商品と付加価値 営業雑感NO.339

 前回、業績向上に向けての施策は商品に拘るべきというお話をしました。今回は、商品を考えるうえで、その基礎となるものが付加価値であるということをお話します。

 付加価値については以前にもお話をしましたが、金額的には売上から外部に支払った費用を差し引くことで簡単に求められます。しかしながら、付加価値の中身を明確に表現出来ていない企業の方が多いと思います。お客様に商品を販売していますが、その商品がお客様に提供している価値が何かを考える事が付加価値と商品の関係になります。

 世の中に初めての新商品が登場する際には、大きく二つの形があります。

 第一の形は、これまでにない全く新しい商品です。コンロ、ランプ、蒸気機関、エンジン、モータ、写真機、電信装置、飛行機、電話、ラジオ、テレビなどです。これらの商品は、新しく発見されたエネルギー源によって産み出された商品群で、最初は新しい動力として具現化されています。火をエネルギーに換えるコンロやランプが第一歩で、水と石炭を動力に換える蒸気機関、石油を使った動力としてディーデル機関やガソリンエンジンなどの動力機関の登場が第二歩です。そして、電力というエネルギーを使った様々な商品が生まれている現在が第三歩と愚考しています。これらの商品は開発者の定義した付加価値が具現化されています。火を照明や炊事に使う為に可搬性と永続性という付加価値をつけたものがコンロやランプとして具現化されました。尚、動力機関とはエネルギーを使って車を回すと付加価値をつけたものと考えています。循環型エネルギーの多くは電力として登場していますので、現在の延長といえますが、水素エンジンやSFに登場する光エンジンや波動エンジンなどが登場した後の世界は想像がつきませんが新しい一歩を築くと思います。

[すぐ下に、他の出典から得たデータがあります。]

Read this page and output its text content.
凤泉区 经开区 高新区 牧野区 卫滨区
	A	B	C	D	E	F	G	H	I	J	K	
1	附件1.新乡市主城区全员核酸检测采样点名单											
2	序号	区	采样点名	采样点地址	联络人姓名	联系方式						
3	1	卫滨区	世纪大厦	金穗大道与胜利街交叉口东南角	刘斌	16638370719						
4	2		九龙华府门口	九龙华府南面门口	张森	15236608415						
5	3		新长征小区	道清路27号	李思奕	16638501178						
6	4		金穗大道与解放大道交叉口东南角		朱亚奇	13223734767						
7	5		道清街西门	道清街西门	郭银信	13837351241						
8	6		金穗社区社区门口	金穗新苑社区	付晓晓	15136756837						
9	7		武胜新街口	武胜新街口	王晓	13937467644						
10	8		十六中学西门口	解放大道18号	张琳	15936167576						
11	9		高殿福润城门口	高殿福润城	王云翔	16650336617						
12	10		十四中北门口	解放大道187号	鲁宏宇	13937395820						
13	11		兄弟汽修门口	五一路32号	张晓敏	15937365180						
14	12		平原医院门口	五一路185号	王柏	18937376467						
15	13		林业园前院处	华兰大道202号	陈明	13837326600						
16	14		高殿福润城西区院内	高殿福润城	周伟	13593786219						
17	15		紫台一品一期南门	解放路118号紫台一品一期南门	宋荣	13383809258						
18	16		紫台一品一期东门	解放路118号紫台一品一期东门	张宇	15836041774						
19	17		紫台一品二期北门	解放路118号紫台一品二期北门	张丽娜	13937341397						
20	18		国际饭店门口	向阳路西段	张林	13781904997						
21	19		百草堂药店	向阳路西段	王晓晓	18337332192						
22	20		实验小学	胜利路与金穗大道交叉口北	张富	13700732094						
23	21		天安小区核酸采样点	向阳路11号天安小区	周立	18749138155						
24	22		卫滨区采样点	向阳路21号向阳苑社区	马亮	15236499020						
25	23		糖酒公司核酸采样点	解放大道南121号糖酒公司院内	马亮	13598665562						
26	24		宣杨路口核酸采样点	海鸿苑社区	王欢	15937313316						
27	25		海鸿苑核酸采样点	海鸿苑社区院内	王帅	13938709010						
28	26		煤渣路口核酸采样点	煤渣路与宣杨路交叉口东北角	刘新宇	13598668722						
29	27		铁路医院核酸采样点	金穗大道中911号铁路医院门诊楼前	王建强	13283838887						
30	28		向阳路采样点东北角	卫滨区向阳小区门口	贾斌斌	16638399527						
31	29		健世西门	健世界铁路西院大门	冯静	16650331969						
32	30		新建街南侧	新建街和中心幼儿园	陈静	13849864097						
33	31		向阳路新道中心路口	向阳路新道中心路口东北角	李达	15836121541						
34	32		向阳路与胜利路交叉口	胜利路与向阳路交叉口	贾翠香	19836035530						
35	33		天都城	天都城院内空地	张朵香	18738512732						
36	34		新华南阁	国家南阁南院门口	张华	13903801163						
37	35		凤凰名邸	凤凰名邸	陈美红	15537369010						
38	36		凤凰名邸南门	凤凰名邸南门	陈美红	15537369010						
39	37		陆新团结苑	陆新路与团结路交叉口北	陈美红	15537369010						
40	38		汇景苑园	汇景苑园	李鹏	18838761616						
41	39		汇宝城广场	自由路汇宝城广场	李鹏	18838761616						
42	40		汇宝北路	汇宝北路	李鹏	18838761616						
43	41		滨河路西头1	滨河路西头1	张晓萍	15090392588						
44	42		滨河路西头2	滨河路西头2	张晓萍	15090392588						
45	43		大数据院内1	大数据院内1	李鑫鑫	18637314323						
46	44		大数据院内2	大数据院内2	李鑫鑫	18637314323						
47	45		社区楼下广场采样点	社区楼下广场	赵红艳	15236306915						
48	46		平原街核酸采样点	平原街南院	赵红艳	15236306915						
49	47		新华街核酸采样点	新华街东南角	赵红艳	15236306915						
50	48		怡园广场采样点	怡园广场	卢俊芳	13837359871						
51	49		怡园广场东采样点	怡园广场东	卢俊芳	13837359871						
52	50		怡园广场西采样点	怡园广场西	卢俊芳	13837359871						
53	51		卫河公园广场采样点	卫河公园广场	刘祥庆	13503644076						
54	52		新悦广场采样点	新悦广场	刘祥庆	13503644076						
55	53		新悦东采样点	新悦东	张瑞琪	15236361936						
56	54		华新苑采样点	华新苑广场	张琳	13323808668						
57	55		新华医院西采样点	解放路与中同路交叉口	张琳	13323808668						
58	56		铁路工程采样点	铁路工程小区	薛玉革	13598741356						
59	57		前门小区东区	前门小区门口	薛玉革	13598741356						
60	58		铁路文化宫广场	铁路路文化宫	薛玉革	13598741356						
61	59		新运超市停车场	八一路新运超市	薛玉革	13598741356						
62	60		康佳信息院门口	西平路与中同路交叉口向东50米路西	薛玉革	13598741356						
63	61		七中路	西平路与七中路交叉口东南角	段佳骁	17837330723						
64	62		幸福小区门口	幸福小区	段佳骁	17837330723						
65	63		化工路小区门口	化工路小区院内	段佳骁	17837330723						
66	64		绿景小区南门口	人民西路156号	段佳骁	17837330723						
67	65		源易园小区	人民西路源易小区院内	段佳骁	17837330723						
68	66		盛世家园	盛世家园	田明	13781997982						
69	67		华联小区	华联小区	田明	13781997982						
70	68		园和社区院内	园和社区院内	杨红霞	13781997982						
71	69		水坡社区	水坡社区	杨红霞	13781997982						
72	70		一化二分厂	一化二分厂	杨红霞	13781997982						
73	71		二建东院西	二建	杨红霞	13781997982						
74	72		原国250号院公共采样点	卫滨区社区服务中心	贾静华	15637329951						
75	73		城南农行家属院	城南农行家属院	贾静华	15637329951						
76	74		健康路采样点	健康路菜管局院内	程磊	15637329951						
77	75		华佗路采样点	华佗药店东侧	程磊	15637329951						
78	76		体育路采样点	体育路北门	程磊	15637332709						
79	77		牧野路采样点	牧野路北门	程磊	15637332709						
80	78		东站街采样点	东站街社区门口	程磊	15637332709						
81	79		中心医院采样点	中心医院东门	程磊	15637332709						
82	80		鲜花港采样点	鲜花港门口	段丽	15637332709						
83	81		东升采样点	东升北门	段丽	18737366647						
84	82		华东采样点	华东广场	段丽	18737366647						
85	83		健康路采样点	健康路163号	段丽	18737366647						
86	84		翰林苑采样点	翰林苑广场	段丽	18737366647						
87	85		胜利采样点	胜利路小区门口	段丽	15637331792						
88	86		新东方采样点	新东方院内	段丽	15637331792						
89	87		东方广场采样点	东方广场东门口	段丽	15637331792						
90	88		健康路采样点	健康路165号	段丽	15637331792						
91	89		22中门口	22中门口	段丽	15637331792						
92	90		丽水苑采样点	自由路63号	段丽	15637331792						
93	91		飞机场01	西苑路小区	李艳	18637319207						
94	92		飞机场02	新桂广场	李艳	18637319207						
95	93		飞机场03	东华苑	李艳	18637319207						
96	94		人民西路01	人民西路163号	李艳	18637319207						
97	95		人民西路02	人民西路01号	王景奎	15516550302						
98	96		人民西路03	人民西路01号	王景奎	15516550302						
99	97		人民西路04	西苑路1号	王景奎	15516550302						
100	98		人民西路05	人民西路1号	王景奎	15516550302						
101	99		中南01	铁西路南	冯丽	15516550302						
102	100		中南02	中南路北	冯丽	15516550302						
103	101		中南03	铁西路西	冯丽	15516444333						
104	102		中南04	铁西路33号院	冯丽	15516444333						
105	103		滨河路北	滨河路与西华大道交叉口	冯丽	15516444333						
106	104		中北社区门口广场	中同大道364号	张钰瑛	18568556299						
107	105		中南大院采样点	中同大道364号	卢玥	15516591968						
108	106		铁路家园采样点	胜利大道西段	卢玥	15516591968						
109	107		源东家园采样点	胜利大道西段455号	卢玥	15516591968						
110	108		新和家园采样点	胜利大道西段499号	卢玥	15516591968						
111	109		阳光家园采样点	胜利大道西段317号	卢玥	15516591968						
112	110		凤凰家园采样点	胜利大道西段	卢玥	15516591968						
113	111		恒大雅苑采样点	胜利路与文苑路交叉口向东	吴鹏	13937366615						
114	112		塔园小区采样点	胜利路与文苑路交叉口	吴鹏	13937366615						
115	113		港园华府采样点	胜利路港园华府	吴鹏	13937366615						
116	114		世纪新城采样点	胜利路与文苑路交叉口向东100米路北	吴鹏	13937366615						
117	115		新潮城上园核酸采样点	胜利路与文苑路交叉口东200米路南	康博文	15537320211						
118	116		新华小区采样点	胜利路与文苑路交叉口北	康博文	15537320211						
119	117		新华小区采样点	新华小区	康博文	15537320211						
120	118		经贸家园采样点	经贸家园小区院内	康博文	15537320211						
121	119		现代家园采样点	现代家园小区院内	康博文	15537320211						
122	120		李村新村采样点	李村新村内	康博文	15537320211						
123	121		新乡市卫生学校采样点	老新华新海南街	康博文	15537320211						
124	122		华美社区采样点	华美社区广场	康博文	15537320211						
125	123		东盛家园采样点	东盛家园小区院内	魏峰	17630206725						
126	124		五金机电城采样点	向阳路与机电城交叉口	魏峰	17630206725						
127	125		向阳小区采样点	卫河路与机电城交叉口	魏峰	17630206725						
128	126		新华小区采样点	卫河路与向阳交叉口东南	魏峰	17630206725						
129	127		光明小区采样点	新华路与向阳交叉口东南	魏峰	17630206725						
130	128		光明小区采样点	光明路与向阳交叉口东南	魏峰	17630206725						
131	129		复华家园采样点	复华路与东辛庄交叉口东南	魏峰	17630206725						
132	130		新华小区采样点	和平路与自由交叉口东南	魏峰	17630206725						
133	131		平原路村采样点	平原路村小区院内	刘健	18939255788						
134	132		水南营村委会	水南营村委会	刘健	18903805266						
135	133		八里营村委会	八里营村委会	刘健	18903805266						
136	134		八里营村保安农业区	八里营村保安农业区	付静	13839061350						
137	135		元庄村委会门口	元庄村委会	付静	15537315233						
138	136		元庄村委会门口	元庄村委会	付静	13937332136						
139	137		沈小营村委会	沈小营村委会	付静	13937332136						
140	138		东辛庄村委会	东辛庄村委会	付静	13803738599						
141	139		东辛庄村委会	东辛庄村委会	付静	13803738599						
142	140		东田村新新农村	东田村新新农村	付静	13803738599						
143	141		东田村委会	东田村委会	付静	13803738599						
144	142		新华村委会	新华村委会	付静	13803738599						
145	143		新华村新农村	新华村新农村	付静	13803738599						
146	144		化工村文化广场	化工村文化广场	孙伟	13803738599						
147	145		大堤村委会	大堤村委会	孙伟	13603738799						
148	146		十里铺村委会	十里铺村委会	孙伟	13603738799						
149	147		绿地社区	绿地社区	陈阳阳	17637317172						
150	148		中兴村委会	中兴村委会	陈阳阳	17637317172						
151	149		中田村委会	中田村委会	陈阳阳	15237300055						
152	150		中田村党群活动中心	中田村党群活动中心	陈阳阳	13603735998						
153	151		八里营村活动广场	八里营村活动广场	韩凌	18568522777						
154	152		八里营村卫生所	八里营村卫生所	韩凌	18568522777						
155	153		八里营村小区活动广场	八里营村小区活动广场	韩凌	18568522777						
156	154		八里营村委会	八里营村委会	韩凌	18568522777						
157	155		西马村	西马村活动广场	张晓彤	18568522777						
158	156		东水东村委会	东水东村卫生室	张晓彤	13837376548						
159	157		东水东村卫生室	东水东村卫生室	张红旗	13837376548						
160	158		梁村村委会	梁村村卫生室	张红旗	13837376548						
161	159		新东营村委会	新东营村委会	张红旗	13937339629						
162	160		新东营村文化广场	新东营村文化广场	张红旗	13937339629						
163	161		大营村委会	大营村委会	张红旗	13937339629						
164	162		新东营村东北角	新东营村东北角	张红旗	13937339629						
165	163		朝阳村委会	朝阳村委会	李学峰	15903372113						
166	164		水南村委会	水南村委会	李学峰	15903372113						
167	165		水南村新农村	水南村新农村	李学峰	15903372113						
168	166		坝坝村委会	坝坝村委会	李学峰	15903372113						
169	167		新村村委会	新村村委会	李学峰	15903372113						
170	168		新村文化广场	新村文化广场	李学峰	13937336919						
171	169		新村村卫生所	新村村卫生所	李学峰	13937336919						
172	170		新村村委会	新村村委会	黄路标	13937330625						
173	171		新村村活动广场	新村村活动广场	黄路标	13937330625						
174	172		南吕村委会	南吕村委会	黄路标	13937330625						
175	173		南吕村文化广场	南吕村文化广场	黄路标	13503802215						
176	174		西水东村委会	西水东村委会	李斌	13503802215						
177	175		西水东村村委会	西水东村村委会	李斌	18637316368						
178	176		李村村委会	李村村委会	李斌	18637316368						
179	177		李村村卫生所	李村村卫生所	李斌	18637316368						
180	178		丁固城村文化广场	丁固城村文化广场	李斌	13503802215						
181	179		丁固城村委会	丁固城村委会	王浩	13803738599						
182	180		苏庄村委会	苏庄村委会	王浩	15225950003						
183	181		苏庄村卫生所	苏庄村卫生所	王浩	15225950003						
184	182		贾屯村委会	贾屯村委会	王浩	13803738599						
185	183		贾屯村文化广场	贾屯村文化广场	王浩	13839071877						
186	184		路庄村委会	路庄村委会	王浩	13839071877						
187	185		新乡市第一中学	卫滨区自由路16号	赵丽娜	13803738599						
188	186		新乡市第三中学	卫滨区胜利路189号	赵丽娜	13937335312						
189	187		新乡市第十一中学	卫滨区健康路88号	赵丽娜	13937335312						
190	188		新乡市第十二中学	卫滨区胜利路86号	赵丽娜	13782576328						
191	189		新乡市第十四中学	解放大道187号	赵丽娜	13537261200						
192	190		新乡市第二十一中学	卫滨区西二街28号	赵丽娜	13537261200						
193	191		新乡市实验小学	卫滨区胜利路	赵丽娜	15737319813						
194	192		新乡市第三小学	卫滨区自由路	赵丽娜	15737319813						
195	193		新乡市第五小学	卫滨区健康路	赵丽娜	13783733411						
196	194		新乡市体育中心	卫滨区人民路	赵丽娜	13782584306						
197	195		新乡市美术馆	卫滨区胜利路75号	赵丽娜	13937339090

 第二の形は、既にある商品の発展型です。多くの商品はこの形です。これらの商品は第一の形の商品が生まれた後に出現します。自動車は馬車、掃除機は箒とちりとり、二層式洗濯機は盥と洗濯板、ドラム式洗濯機は石と洗濯棒、耕運機は鋤と鍬、万年筆は羽ペンとインクなどです。これらの商品の多くは、一つの作業を行なう際に必要な道具を一つに纏めて効率化を狙うという発想から生まれています。これらは、個々の商品の持つ付加価値を組み合わせることで、本来提供すべき付加価値に近づけるということになります。自動車の場合、馬の持つ動力という付加価値と馬車の持つ人を乗せるという付加価値を組み合わせて、本来の早く移動するという付加価値を実現したということになります。この発想の応用で、馬車を荷車に換えたものがトラック、更に、御者の持つ操作するという付加価値を運転手に置き換えていたものを、更に統合して自動運転に進化させるという具合です。尚、小生はITを第三歩の電力を活用する第二の形の最終型だと捉えています。

 商品と付加価値の大きな流れは上記のとおりです。ここで、注意して頂きたいことは、同じような商品でも企業の定義する付加価値は異なれば商品開発の方向性は異なるということです。トヨタは自らが産み出す付加価値を「快適な移動空間」と定義しましたので、新しい発想の商品が生まれてくることを期待しています。小生は、ホンダは早くからこの発想をもっており、ホンダジェットの具現化の背景となっていると考えています。